Güzel Ahmet H, Beyazian Jeanne, Chakravarthula Praneeth, Akșit Kaan
University of Leeds, School of Computing, Leeds, UK.
University College London, Computer Science Department, London, UK.
Biomed Opt Express. 2023 Apr 21;14(5):2166-2180. doi: 10.1364/BOE.485776. eCollection 2023 May 1.
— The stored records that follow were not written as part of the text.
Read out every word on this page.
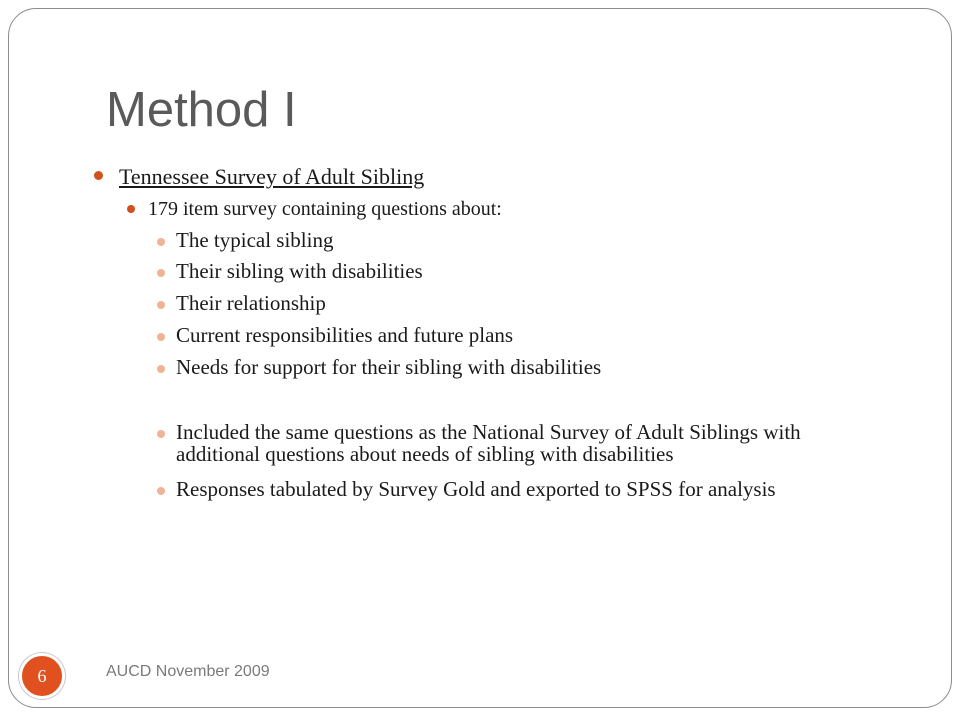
Method I
Tennessee Survey of Adult Sibling
179 item survey containing questions about:
The typical sibling
Their sibling with disabilities
Their relationship
Current responsibilities and future plans
Needs for support for their sibling with disabilities
Included the same questions as the National Survey of Adult Siblings with additional questions about needs of sibling with disabilities
Responses tabulated by Survey Gold and exported to SPSS for analysis
6	AUCD November 2009
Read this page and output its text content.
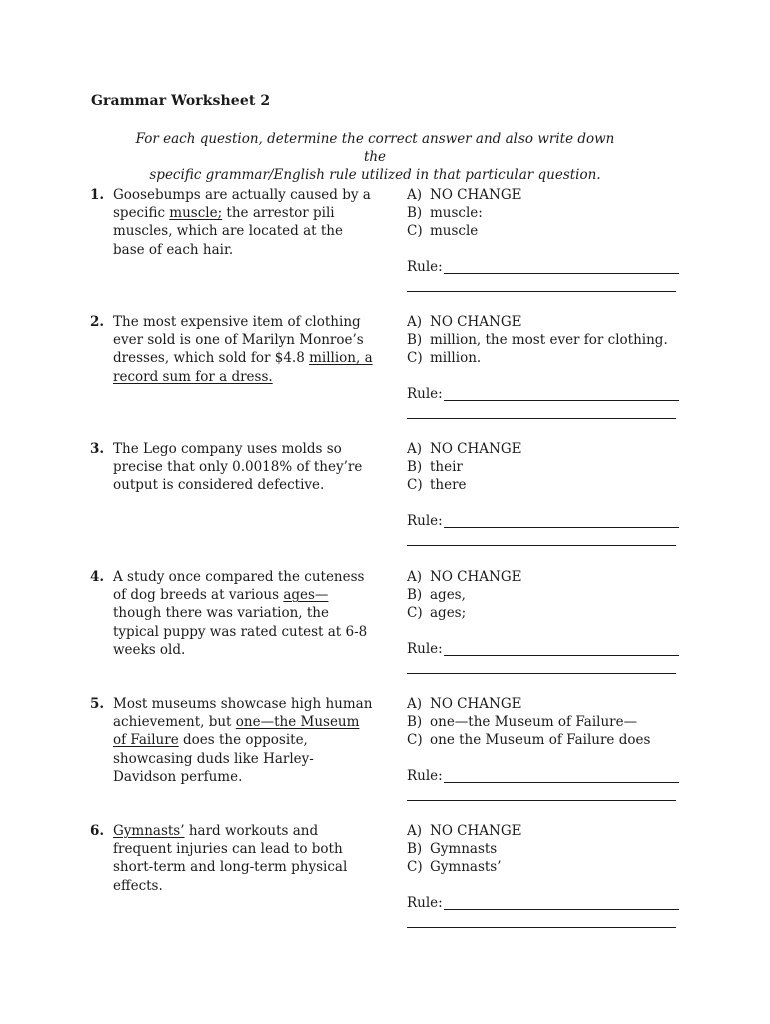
Grammar Worksheet 2
For each question, determine the correct answer and also write down the
specific grammar/English rule utilized in that particular question.
1. Goosebumps are actually caused by a specific muscle; the arrestor pili muscles, which are located at the base of each hair.
A) NO CHANGE
B) muscle:
C) muscle
Rule:
2. The most expensive item of clothing ever sold is one of Marilyn Monroe’s dresses, which sold for $4.8 million, a record sum for a dress.
A) NO CHANGE
B) million, the most ever for clothing.
C) million.
Rule:
3. The Lego company uses molds so precise that only 0.0018% of they’re output is considered defective.
A) NO CHANGE
B) their
C) there
Rule:
4. A study once compared the cuteness of dog breeds at various ages—though there was variation, the typical puppy was rated cutest at 6-8 weeks old.
A) NO CHANGE
B) ages,
C) ages;
Rule:
5. Most museums showcase high human achievement, but one—the Museum of Failure does the opposite, showcasing duds like Harley-Davidson perfume.
A) NO CHANGE
B) one—the Museum of Failure—
C) one the Museum of Failure does
Rule:
6. Gymnasts’ hard workouts and frequent injuries can lead to both short-term and long-term physical effects.
A) NO CHANGE
B) Gymnasts
C) Gymnasts’
Rule:
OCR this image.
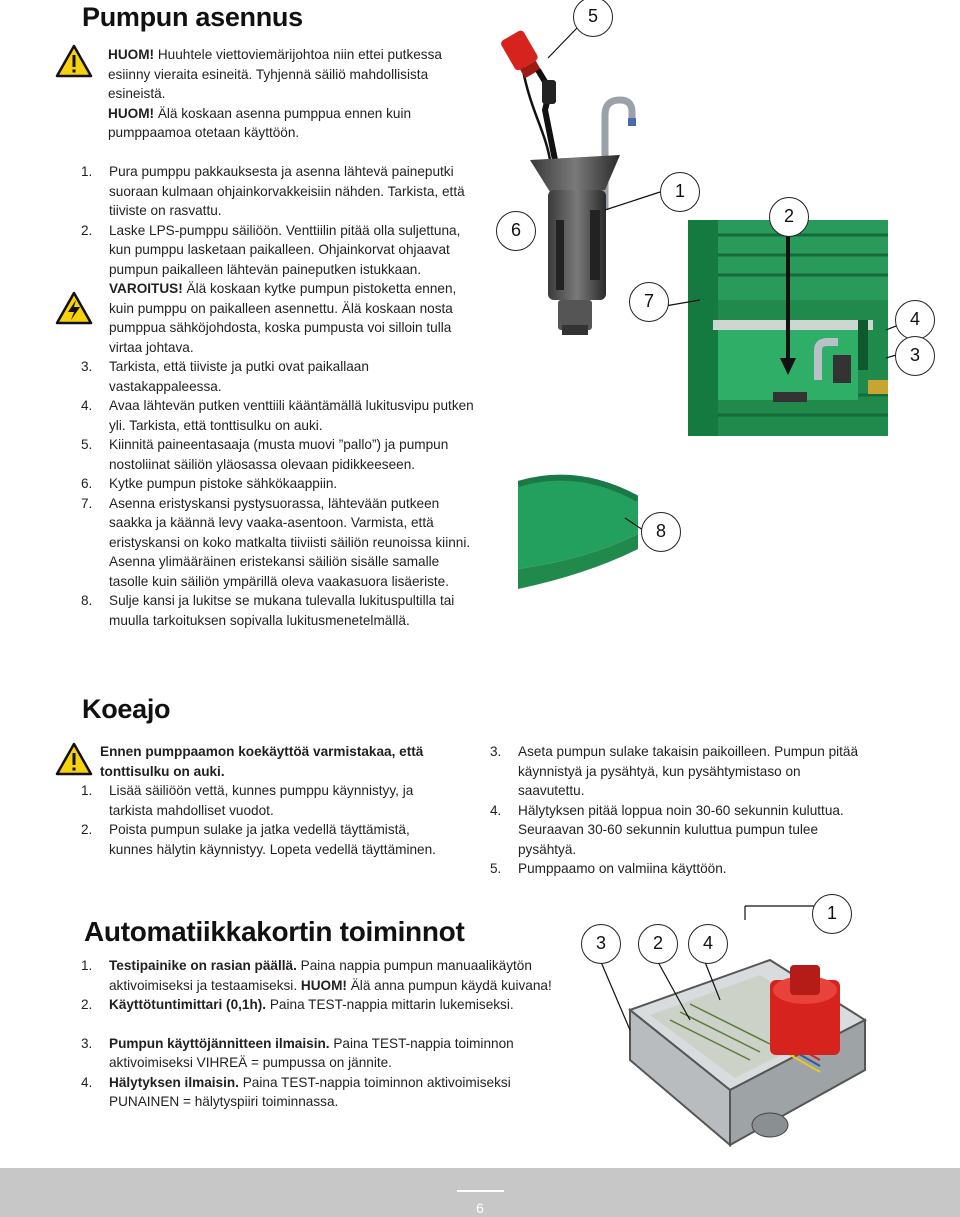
Pumpun asennus

HUOM! Huuhtele viettoviemärijohtoa niin ettei putkessa esiinny vieraita esineitä. Tyhjennä säiliö mahdollisista esineistä.

HUOM! Älä koskaan asenna pumppua ennen kuin pumppaamoa otetaan käyttöön.

1. Pura pumppu pakkauksesta ja asenna lähtevä paineputki suoraan kulmaan ohjainkorvakkeisiin nähden. Tarkista, että tiiviste on rasvattu.
2. Laske LPS-pumppu säiliöön. Venttiilin pitää olla suljettuna, kun pumppu lasketaan paikalleen. Ohjainkorvat ohjaavat pumpun paikalleen lähtevän paineputken istukkaan.
VAROITUS! Älä koskaan kytke pumpun pistoketta ennen, kuin pumppu on paikalleen asennettu. Älä koskaan nosta pumppua sähköjohdosta, koska pumpusta voi silloin tulla virtaa johtava.
3. Tarkista, että tiiviste ja putki ovat paikallaan vastakappaleessa.
4. Avaa lähtevän putken venttiili kääntämällä lukitusvipu putken yli. Tarkista, että tonttisulku on auki.
5. Kiinnitä paineentasaaja (musta muovi ”pallo”) ja pumpun nostoliinat säiliön yläosassa olevaan pidikkeeseen.
6. Kytke pumpun pistoke sähkökaappiin.
7. Asenna eristyskansi pystysuorassa, lähtevään putkeen saakka ja käännä levy vaaka-asentoon. Varmista, että eristyskansi on koko matkalta tiiviisti säiliön reunoissa kiinni. Asenna ylimääräinen eristekansi säiliön sisälle samalle tasolle kuin säiliön ympärillä oleva vaakasuora lisäeriste.
8. Sulje kansi ja lukitse se mukana tulevalla lukituspultilla tai muulla tarkoituksen sopivalla lukitusmenetelmällä.
5
6
1
2
7
4
3
8
Koeajo

Ennen pumppaamon koekäyttöä varmistakaa, että tonttisulku on auki.

1. Lisää säiliöön vettä, kunnes pumppu käynnistyy, ja tarkista mahdolliset vuodot.
2. Poista pumpun sulake ja jatka vedellä täyttämistä, kunnes hälytin käynnistyy. Lopeta vedellä täyttäminen.
3. Aseta pumpun sulake takaisin paikoilleen. Pumpun pitää käynnistyä ja pysähtyä, kun pysähtymistaso on saavutettu.
4. Hälytyksen pitää loppua noin 30-60 sekunnin kuluttua. Seuraavan 30-60 sekunnin kuluttua pumpun tulee pysähtyä.
5. Pumppaamo on valmiina käyttöön.
Automatiikkakortin toiminnot
1. Testipainike on rasian päällä. Paina nappia pumpun manuaalikäytön aktivoimiseksi ja testaamiseksi. HUOM! Älä anna pumpun käydä kuivana!
2. Käyttötuntimittari (0,1h). Paina TEST-nappia mittarin lukemiseksi.
3. Pumpun käyttöjännitteen ilmaisin. Paina TEST-nappia toiminnon aktivoimiseksi VIHREÄ = pumpussa on jännite.
4. Hälytyksen ilmaisin. Paina TEST-nappia toiminnon aktivoimiseksi PUNAINEN = hälytyspiiri toiminnassa.
1
3	2	4
6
A large portion of today's world population suffers from vision impairments and wears prescription eyeglasses. However, prescription glasses cause additional bulk and discomfort when used with virtual reality (VR) headsets, negatively impacting the viewer's visual experience. In this work, we remedy the usage of prescription eyeglasses with screens by shifting the optical complexity into the software. Our proposal is a prescription-aware rendering approach for providing sharper and more immersive imagery for screens, including VR headsets. To this end, we develop a differentiable display and visual perception model encapsulating the human visual system's display-specific parameters, color, visual acuity, and user-specific refractive errors. Using this differentiable visual perception model, we optimize the rendered imagery in the display using gradient-descent solvers. This way, we provide prescription glasses-free sharper images for a person with vision impairments. We evaluate our approach and show significant quality and contrast improvements for users with vision impairments.
当今世界很大一部分人口患有视力障碍并佩戴处方眼镜。然而,在与虚拟现实(VR)头戴式设备一起使用时,处方眼镜会带来额外的厚重感和不适感,对观看者的视觉体验产生负面影响。在这项工作中,我们通过将光学复杂性转移到软件中来解决处方眼镜与屏幕的使用问题。我们的提议是一种针对屏幕(包括VR头戴式设备)的可感知处方渲染方法,用于提供更清晰、更具沉浸感的图像。为此,我们开发了一个可微的显示和视觉感知模型,该模型封装了人类视觉系统的特定于显示的参数、颜色、视力和用户特定的屈光不正。使用这个可微的视觉感知模型,我们使用梯度下降求解器在显示器中优化渲染图像。通过这种方式,我们为视力障碍者提供无处方眼镜的更清晰图像。我们评估了我们的方法,并展示了视力障碍用户在质量和对比度方面的显著改善。